Schmidt fordert deshalb, den zweisprachigen Unterricht als eigenständiges Schulmodell kantonsweit zu etablieren. Er sagt: «Es darf nicht vom Wohnort abhängen, ob jemand den zweisprachigen Unterricht nutzen kann. Es braucht eine Strategie für ein flächendeckendes, nachfrageorientiertes Angebot.» Man verlange nicht zweisprachigen Unterricht in jedem Schulhaus, präzisiert Schmidt, mindestens aber in jedem Verwaltungskreis ein entsprechendes Angebot von Volksschule bis Gymnasium, das für alle zugänglich sei.

Neuenburg macht es vor

Geht es nach dem Forum für die Zweisprachigkeit und Bern bilingue, soll also das, was in Biel seit 2010 vorgespurt wird, mittelfristig im ganzen Kanton Nachahmer finden. Zumindest, was das Organisatorische betrifft. Denn das reziproke Bieler Modell ist kaum auf das Emmental oder das Oberland übertragbar – die Filière Bilingue setzt sich schliesslich zu je einem Drittel aus deutschsprachigen, französischsprachigen und fremdsprachigen Kindern zusammen. Biel hat im Pilotprojekt Französisch und Deutsch kürzlich komplett gleichgestellt, Lehrplan 21 und Plan d’études romand verschmelzen.

Im Vergleich dazu sind die Anforderungen, die Elmiger für seine Erhebung an zweisprachigen Unterricht gestellt hat, schon fast minim: Eingeflossen in das «Inventar» sind alle Angebote, die regelmässig mindestens ein bis zwei Lektionen pro Woche zusätzlich zum Sprachunterricht in einer zweiten Sprache vorsehen.

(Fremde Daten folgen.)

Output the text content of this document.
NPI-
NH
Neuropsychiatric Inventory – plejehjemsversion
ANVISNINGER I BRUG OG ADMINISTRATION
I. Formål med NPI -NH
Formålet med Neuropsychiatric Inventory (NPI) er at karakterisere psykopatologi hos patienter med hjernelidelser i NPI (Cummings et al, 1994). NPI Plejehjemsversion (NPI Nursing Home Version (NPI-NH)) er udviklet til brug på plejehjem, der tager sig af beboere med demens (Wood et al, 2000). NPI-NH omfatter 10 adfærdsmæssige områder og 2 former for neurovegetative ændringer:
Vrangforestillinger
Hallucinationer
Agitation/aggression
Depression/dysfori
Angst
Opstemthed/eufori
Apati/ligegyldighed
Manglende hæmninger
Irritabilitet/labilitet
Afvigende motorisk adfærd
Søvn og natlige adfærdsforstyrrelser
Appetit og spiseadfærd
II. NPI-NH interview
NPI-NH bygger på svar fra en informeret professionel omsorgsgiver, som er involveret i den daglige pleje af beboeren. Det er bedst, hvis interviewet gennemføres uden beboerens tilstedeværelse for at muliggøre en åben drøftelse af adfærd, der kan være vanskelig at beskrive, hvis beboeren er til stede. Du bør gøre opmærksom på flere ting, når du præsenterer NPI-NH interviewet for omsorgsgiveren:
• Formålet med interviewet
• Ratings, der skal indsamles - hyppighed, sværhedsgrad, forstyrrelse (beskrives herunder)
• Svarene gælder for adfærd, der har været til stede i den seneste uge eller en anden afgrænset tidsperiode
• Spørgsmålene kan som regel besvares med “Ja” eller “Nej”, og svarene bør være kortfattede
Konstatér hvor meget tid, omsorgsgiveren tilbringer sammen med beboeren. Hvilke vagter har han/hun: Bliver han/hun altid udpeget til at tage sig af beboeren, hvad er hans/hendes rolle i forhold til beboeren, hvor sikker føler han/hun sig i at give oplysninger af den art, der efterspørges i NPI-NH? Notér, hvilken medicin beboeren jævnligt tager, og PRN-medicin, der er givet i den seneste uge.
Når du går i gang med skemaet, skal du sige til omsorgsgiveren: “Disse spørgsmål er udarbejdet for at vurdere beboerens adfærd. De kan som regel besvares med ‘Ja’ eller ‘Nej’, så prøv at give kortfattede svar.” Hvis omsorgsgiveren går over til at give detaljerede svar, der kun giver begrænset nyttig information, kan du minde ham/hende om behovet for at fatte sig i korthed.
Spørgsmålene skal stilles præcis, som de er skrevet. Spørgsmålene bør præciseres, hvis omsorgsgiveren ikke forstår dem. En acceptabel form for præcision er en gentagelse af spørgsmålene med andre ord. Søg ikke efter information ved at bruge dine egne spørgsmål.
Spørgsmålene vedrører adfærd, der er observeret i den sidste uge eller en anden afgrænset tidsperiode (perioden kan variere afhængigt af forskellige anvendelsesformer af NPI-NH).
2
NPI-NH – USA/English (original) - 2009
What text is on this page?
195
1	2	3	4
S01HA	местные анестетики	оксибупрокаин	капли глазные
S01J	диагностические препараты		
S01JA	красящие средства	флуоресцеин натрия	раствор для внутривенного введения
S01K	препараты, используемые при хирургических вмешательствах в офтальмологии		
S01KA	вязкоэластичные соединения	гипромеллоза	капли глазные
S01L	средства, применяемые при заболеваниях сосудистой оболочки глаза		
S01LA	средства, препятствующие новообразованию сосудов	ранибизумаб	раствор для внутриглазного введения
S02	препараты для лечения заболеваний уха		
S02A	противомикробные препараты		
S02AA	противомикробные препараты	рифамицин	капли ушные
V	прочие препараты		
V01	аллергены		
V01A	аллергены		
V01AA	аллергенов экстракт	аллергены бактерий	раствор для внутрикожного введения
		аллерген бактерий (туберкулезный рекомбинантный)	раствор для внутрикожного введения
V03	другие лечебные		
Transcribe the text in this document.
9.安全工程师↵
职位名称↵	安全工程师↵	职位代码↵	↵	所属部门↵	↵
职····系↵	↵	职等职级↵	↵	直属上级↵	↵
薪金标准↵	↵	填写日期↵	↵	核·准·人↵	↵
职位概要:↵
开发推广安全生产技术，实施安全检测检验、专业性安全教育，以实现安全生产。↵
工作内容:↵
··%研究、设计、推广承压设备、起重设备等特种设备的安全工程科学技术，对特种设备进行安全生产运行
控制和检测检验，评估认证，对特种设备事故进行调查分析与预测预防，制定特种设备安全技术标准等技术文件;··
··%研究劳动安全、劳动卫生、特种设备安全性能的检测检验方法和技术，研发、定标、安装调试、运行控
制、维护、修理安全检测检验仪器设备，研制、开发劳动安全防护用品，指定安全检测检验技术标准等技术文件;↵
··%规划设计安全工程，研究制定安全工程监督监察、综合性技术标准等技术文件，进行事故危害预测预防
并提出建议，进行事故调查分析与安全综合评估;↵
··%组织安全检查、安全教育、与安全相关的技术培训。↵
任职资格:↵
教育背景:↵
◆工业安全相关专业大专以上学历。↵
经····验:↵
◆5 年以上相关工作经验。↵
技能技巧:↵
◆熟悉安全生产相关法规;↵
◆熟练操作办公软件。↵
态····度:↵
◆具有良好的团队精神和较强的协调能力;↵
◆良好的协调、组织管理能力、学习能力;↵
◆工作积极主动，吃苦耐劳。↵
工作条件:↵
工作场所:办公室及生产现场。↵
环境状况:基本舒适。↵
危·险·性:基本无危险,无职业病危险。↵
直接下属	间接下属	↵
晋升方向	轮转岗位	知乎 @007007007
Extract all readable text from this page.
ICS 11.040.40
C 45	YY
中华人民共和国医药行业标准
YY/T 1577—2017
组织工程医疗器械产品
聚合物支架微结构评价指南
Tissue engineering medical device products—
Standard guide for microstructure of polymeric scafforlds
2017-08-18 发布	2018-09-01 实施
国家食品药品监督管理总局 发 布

Virginie Borel, Geschäftsführerin des Forums für Zweisprachigkeit, sagt deshalb: «Die Zweisprachigkeit soll sich nicht mehr nur auf unsere Region fokussieren. Aber die Vision der Zweisprachigkeit ist für den Kanton eine andere als für Biel.» Deshalb dient als Vorbild für das Forum und Bern bilingue vordergründig auch nicht die Bieler Filière Bilingue – sondern das Projekt «Prima» aus Neuenburg.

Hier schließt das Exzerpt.